Tout d'abord, comme le montrait Neil Postman dès 1992 dans Technopoly, il y a l'accélération de la transmission de l'information. De l'oral on est passé à l'écrit, puis sont apparus la radio, la télévision et enfin internet : toujours plus d'information, circulant toujours plus vite, et ainsi ce rythme fou d'une nouvelle chassant l'autre, avec comme quintessence de l'éphémère insignifiant, le règne de Twitter.
280 signes pour exprimer une pensée complexe : une aberration dans les termes, et c'est pourtant le principal moyen d'expression des dirigeants politiques à travers le monde, et la source principale d'information des journalistes. Une agora viciée qu'un Donald Trump peut, chassant chaque jour une polémique par une autre, noyer sous des torrents de boue.
Ensuite, il y a le "nivellement" de la valeur de l'information rendu possible par internet. Si n'importe qui peut se revendiquer "média" - et c'est l'un des effets des réseaux sociaux – alors qu'est-ce qui distingue les médias traditionnels, censés jouer le rôle de 4e pouvoir dans nos démocraties ? La confiance dans les médias professionnels ne cesse ainsi de décroître, un phénomène aggravé par leur concentration dans quelques mains.

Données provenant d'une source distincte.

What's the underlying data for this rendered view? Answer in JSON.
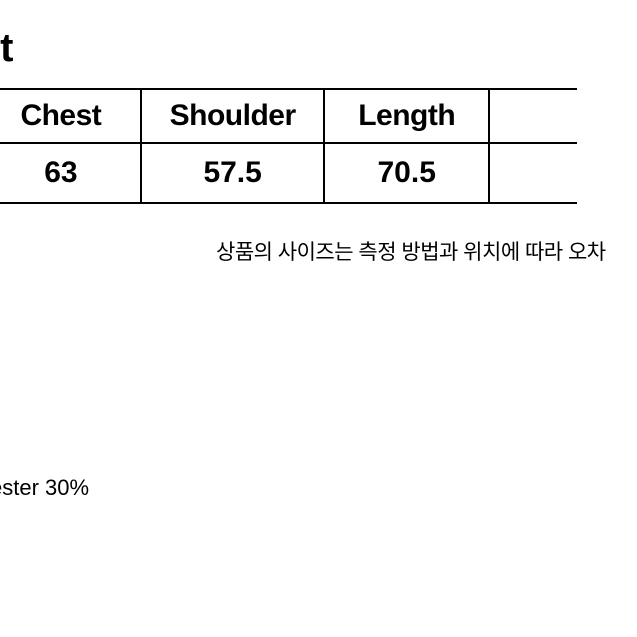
{
  "title_fragment": "it",
  "table": {
    "columns": [
      "",
      "Chest",
      "Shoulder",
      "Length",
      ""
    ],
    "row": [
      "",
      "63",
      "57.5",
      "70.5",
      ""
    ],
    "border_color": "#000000",
    "border_width": 2,
    "header_fontsize": 30,
    "cell_fontsize": 30,
    "header_weight": 700,
    "cell_weight": 900
  },
  "note_text": "상품의 사이즈는 측정 방법과 위치에 따라 오차",
  "material_text": "ester 30%",
  "background_color": "#ffffff",
  "text_color": "#000000"
}
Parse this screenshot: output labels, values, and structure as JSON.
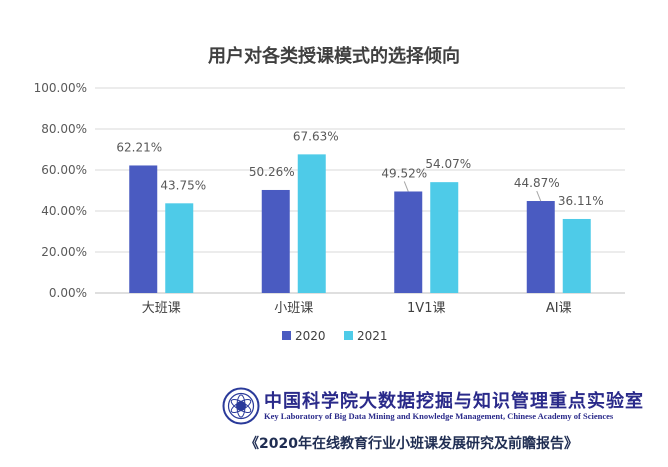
{
  "chart_data": {
    "type": "bar",
    "title": "用户对各类授课模式的选择倾向",
    "categories": [
      "大班课",
      "小班课",
      "1V1课",
      "AI课"
    ],
    "series": [
      {
        "name": "2020",
        "values": [
          62.21,
          50.26,
          49.52,
          44.87
        ],
        "labels": [
          "62.21%",
          "50.26%",
          "49.52%",
          "44.87%"
        ],
        "color": "#4a5bc1"
      },
      {
        "name": "2021",
        "values": [
          43.75,
          67.63,
          54.07,
          36.11
        ],
        "labels": [
          "43.75%",
          "67.63%",
          "54.07%",
          "36.11%"
        ],
        "color": "#4ecbe8"
      }
    ],
    "yticks": [
      "0.00%",
      "20.00%",
      "40.00%",
      "60.00%",
      "80.00%",
      "100.00%"
    ],
    "ylim": [
      0,
      100
    ],
    "xlabel": "",
    "ylabel": "",
    "grid": true,
    "legend_position": "bottom"
  },
  "footer": {
    "org_name_cn": "中国科学院大数据挖掘与知识管理重点实验室",
    "org_name_en": "Key Laboratory of Big Data Mining and Knowledge Management, Chinese Academy of Sciences",
    "report_title": "《2020年在线教育行业小班课发展研究及前瞻报告》",
    "logo_icon": "cas-logo-icon"
  }
}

Enfin, il y a le modèle économique de la plupart des médias, qui mènent une véritable "guerre à l'attention humaine" pour en extraire des revenus publicitaires. Songeons ici à la fameuse déclaration de Patrick Le Lay en 2004, alors PDG de TF1 : "notre métier, c'est de vendre du temps de cerveau humain disponible à Coca-Cola". Les géants d'internet ont le même métier. Google (et donc Youtube) et Facebook (et donc Instagram) monétisent notre attention via la collecte de données personnelles qui permettent le ciblage publicitaire.
Voilà pourquoi les fausses informations circulent 6 fois plus vite que les vraies. Voilà pourquoi l’algorithme de Youtube nous amène immanquablement vers des contenus complotistes. Voilà pourquoi plus vous serez violent, plus vous serez retweeté, plus vous serez provocant, plus vous serez invité sur les plateaux télévisés.
L'agora moderne donne ainsi structurellement une prime à la violence, au mensonge et à la haine, tandis que les propos raisonnables sont inaudibles. Nous nous enfermons dans des "bulles algorithmiques", et, de l'aveu même de certains grands patrons de la Sillicon Valley inventeurs de ces applications dans le documentaire "Derrière vos écrans de fumée", plane un véritable risque de "guerre civile" aux États-Unis.
Comme souvent, je crois qu'il faut allier des solutions politiques et individuelles. Concernant les grandes plateformes du numérique, il y a un immense chantier de régulation en perspective. Quant à l'indépendance des médias et leur financement, les solutions sont connues, je renvois par exemple aux propositions du Manifeste de Mediapart, "Combat pour une presse libre" paru en 2009.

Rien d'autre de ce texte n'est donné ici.